Toni Innauer

Coach the Coaches!

Max Gartner war Präsident des kanadischen Skiverbandes. Mit dem Fußball aufgewachsen ist der vielseitig begabte Linzer als Skifahrer ans Skigymnasium Stams gekommen. Bei legendären Klassenmatches hat er mir so manches Tor in den Kasten gezirkelt. In den Achzigern wechselte Max wieder zum grünen Rasen und spielte u.a. mit Didi Constantini bei Wacker Innsbruck, Voest Linz und bei Bayer Uerdingen in der zweiten deutschen Bundesliga. Er studierte Sport an der Uni in Innsbruck und wanderte schließlich – wieder als Skitrainer – nach Kanada aus. Sein Knowhow und gewinnende Persönlichkeit machten ihn als Nationaltrainer erfolgreich und zum Präsidenten.

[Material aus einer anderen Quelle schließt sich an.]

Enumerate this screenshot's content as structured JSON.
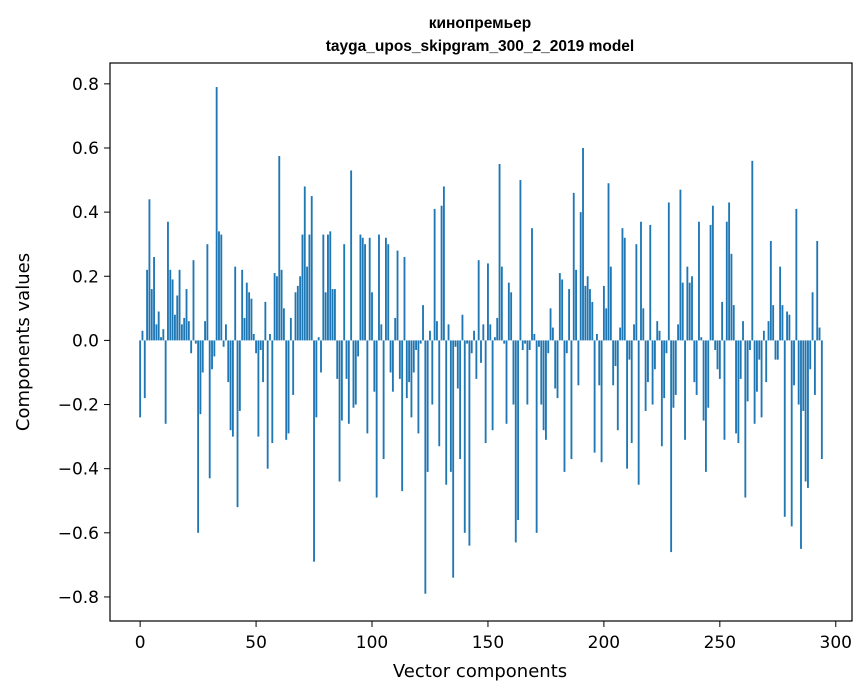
{
  "chart_data": {
    "type": "bar",
    "title": "кинопремьер",
    "subtitle": "tayga_upos_skipgram_300_2_2019 model",
    "xlabel": "Vector components",
    "ylabel": "Components values",
    "xlim": [
      -13,
      307
    ],
    "ylim": [
      -0.875,
      0.865
    ],
    "xticks": [
      0,
      50,
      100,
      150,
      200,
      250,
      300
    ],
    "xtick_labels": [
      "0",
      "50",
      "100",
      "150",
      "200",
      "250",
      "300"
    ],
    "yticks": [
      0.8,
      0.6,
      0.4,
      0.2,
      0.0,
      -0.2,
      -0.4,
      -0.6,
      -0.8
    ],
    "ytick_labels": [
      "0.8",
      "0.6",
      "0.4",
      "0.2",
      "0.0",
      "−0.2",
      "−0.4",
      "−0.6",
      "−0.8"
    ],
    "bar_color": "#1f77b4",
    "series": [
      {
        "name": "кинопремьер",
        "values": [
          -0.24,
          0.03,
          -0.18,
          0.22,
          0.44,
          0.16,
          0.26,
          0.05,
          0.09,
          0.01,
          0.035,
          -0.26,
          0.37,
          0.22,
          0.19,
          0.08,
          0.14,
          0.22,
          0.05,
          0.07,
          0.16,
          0.06,
          -0.04,
          0.25,
          -0.01,
          -0.6,
          -0.23,
          -0.1,
          0.06,
          0.3,
          -0.43,
          -0.09,
          -0.05,
          0.79,
          0.34,
          0.33,
          -0.02,
          0.05,
          -0.13,
          -0.28,
          -0.3,
          0.23,
          -0.52,
          -0.22,
          0.22,
          0.07,
          0.18,
          0.15,
          0.13,
          0.02,
          -0.04,
          -0.3,
          -0.03,
          -0.13,
          0.12,
          -0.4,
          0.02,
          -0.32,
          0.21,
          0.2,
          0.575,
          0.22,
          0.1,
          -0.31,
          -0.29,
          0.07,
          -0.17,
          0.15,
          0.17,
          0.2,
          0.33,
          0.48,
          0.23,
          0.33,
          0.45,
          -0.69,
          -0.24,
          0.01,
          -0.1,
          0.33,
          0.15,
          0.33,
          0.34,
          0.16,
          0.16,
          -0.12,
          -0.44,
          -0.25,
          0.3,
          -0.12,
          -0.26,
          0.53,
          -0.21,
          -0.2,
          -0.05,
          0.33,
          0.32,
          0.3,
          -0.29,
          0.32,
          0.15,
          -0.16,
          -0.49,
          0.33,
          0.05,
          -0.37,
          0.32,
          0.3,
          -0.1,
          -0.16,
          0.07,
          0.28,
          -0.12,
          -0.47,
          0.26,
          -0.18,
          -0.13,
          -0.24,
          -0.1,
          -0.03,
          -0.29,
          -0.01,
          0.11,
          -0.79,
          -0.41,
          0.03,
          -0.2,
          0.41,
          0.06,
          -0.33,
          0.42,
          0.48,
          -0.45,
          0.05,
          -0.41,
          -0.74,
          -0.02,
          -0.15,
          -0.37,
          0.08,
          -0.6,
          -0.01,
          -0.64,
          -0.04,
          0.03,
          -0.12,
          0.25,
          -0.07,
          0.05,
          -0.32,
          0.24,
          0.05,
          -0.28,
          0.01,
          0.07,
          0.55,
          0.23,
          -0.01,
          -0.26,
          0.18,
          0.15,
          -0.2,
          -0.63,
          -0.56,
          0.5,
          -0.03,
          -0.01,
          -0.2,
          -0.03,
          0.35,
          0.02,
          -0.6,
          -0.02,
          -0.2,
          -0.28,
          -0.31,
          -0.04,
          0.1,
          0.04,
          -0.15,
          -0.18,
          0.21,
          0.19,
          -0.41,
          -0.04,
          0.16,
          -0.37,
          0.46,
          0.22,
          -0.14,
          0.4,
          0.6,
          0.17,
          0.2,
          0.16,
          0.12,
          -0.35,
          0.02,
          -0.14,
          -0.38,
          0.17,
          0.1,
          0.49,
          0.23,
          -0.14,
          -0.08,
          -0.28,
          0.04,
          0.35,
          0.32,
          -0.4,
          -0.06,
          -0.32,
          0.05,
          0.3,
          -0.45,
          0.37,
          0.1,
          -0.22,
          -0.13,
          0.36,
          -0.2,
          -0.09,
          0.06,
          0.03,
          -0.33,
          -0.18,
          -0.04,
          0.43,
          -0.66,
          -0.21,
          -0.17,
          0.05,
          0.47,
          0.18,
          -0.31,
          0.23,
          0.18,
          0.2,
          -0.13,
          -0.17,
          0.37,
          0.01,
          -0.25,
          -0.41,
          -0.21,
          0.36,
          0.42,
          -0.03,
          -0.09,
          -0.12,
          0.12,
          -0.31,
          0.37,
          0.43,
          0.27,
          0.11,
          -0.29,
          -0.32,
          -0.12,
          0.06,
          -0.49,
          -0.19,
          -0.03,
          0.56,
          -0.26,
          -0.16,
          -0.06,
          -0.24,
          0.03,
          -0.13,
          0.06,
          0.31,
          0.11,
          -0.06,
          -0.06,
          0.23,
          0.11,
          -0.55,
          0.09,
          0.08,
          -0.58,
          -0.14,
          0.41,
          -0.2,
          -0.65,
          -0.22,
          -0.44,
          -0.46,
          -0.09,
          0.15,
          -0.17,
          0.31,
          0.04,
          -0.37
        ]
      }
    ]
  }
}
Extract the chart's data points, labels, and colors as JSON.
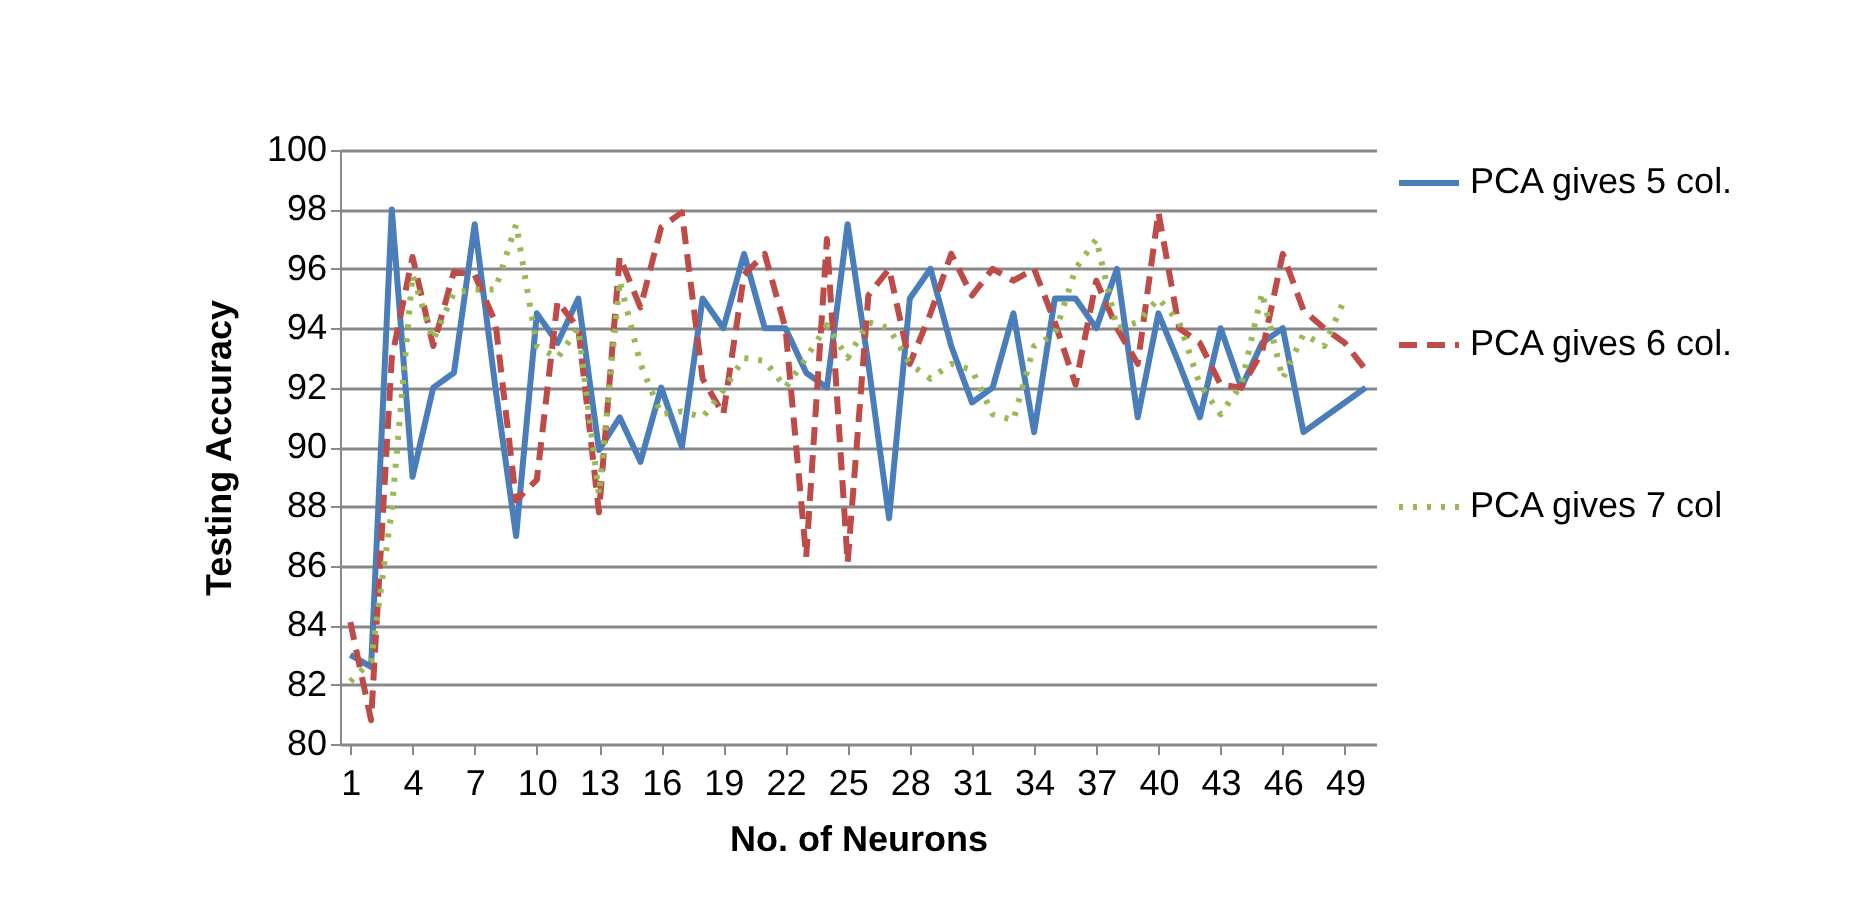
{
  "chart_data": {
    "type": "line",
    "xlabel": "No. of Neurons",
    "ylabel": "Testing Accuracy",
    "x": [
      1,
      2,
      3,
      4,
      5,
      6,
      7,
      8,
      9,
      10,
      11,
      12,
      13,
      14,
      15,
      16,
      17,
      18,
      19,
      20,
      21,
      22,
      23,
      24,
      25,
      26,
      27,
      28,
      29,
      30,
      31,
      32,
      33,
      34,
      35,
      36,
      37,
      38,
      39,
      40,
      41,
      42,
      43,
      44,
      45,
      46,
      47,
      48,
      49,
      50
    ],
    "xlim": [
      0.5,
      50.5
    ],
    "xticks": [
      1,
      4,
      7,
      10,
      13,
      16,
      19,
      22,
      25,
      28,
      31,
      34,
      37,
      40,
      43,
      46,
      49
    ],
    "ylim": [
      80,
      100
    ],
    "yticks": [
      80,
      82,
      84,
      86,
      88,
      90,
      92,
      94,
      96,
      98,
      100
    ],
    "grid": "y",
    "legend": "right",
    "marker": "none",
    "series": [
      {
        "name": "PCA gives 5 col.",
        "color": "#4a7ebb",
        "line_style": "solid",
        "values": [
          83,
          82.6,
          98,
          89,
          92,
          92.5,
          97.5,
          92,
          87,
          94.5,
          93.5,
          95,
          89.9,
          91,
          89.5,
          92,
          90,
          95,
          94,
          96.5,
          94,
          94,
          92.5,
          92,
          97.5,
          92.8,
          87.6,
          95,
          96,
          93.4,
          91.5,
          92,
          94.5,
          90.5,
          95,
          95,
          94,
          96,
          91,
          94.5,
          92.8,
          91,
          94,
          92,
          93.5,
          94,
          90.5,
          91,
          91.5,
          92
        ]
      },
      {
        "name": "PCA gives 6 col.",
        "color": "#be4b48",
        "line_style": "dashed",
        "values": [
          84.1,
          80.8,
          93,
          96.4,
          93.4,
          95.9,
          95.8,
          94.2,
          88.2,
          88.9,
          94.9,
          94,
          87.8,
          96.4,
          94.7,
          97.4,
          97.9,
          92.3,
          91.1,
          95.8,
          96.5,
          94,
          86.3,
          97,
          86.1,
          95.1,
          96,
          92.8,
          94.5,
          96.5,
          95.1,
          96,
          95.6,
          96,
          94.2,
          92.1,
          95.6,
          94,
          92.8,
          97.9,
          94,
          93.5,
          92.1,
          92,
          93.2,
          96.5,
          94.6,
          94,
          93.5,
          92.6
        ]
      },
      {
        "name": "PCA gives 7 col",
        "color": "#98b954",
        "line_style": "dotted",
        "values": [
          82.1,
          82.8,
          87.9,
          95.8,
          93.6,
          95.2,
          95.3,
          95.3,
          97.5,
          93.4,
          93,
          94,
          88.4,
          95.6,
          92.8,
          91.1,
          91.2,
          91,
          91.9,
          93,
          92.9,
          92,
          93,
          94.1,
          93,
          94.2,
          94,
          92.8,
          92.3,
          92.8,
          92.6,
          91.1,
          90.9,
          93.4,
          93.8,
          96,
          97,
          94,
          94.2,
          95,
          94.2,
          92.1,
          91.1,
          92.1,
          95.2,
          92.3,
          93.8,
          93.4,
          95,
          null
        ]
      }
    ]
  }
}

Nach dieser Rolle wurde ihm die Leitung eines bemerkenswerten Programmes übertragen. „Own the podium“ klingt amerikanisch anmaßend. Dahinter aber steckt die Idee, nicht nur Aktive, sondern auch Trainerinnen und Trainer in ihrer praktischen Arbeit und Zusammenarbeit systematisch zu unterstützen, ihr Rollen- und Aufgabenverständnis zu schärfen.
Erfahrene Experten und Mentoren stehen als Gesprächspartner, Berater und Krisenmanager in belastenden Situationen zur Verfügung. Sie bieten Unterstützung bei Lernprozessen, beim Abfedern kultureller Unterschiede, heiklen internen Entscheidungen, Auftritten in der Öffentlichkeit aber auch persönlichem Stressmanagement an den Schnittstellen von Beruf und Privatleben. Max und seine Mitarbeitercrew agieren seit Jahren und über Spartengrenzen hinweg, egal ob Ski-Alpin, Frauen-Skispringen oder auch Snowboard. Erstaunliche Erfolge und Freude an der Arbeit belegen die hohe Wirksamkeit des Prozesses.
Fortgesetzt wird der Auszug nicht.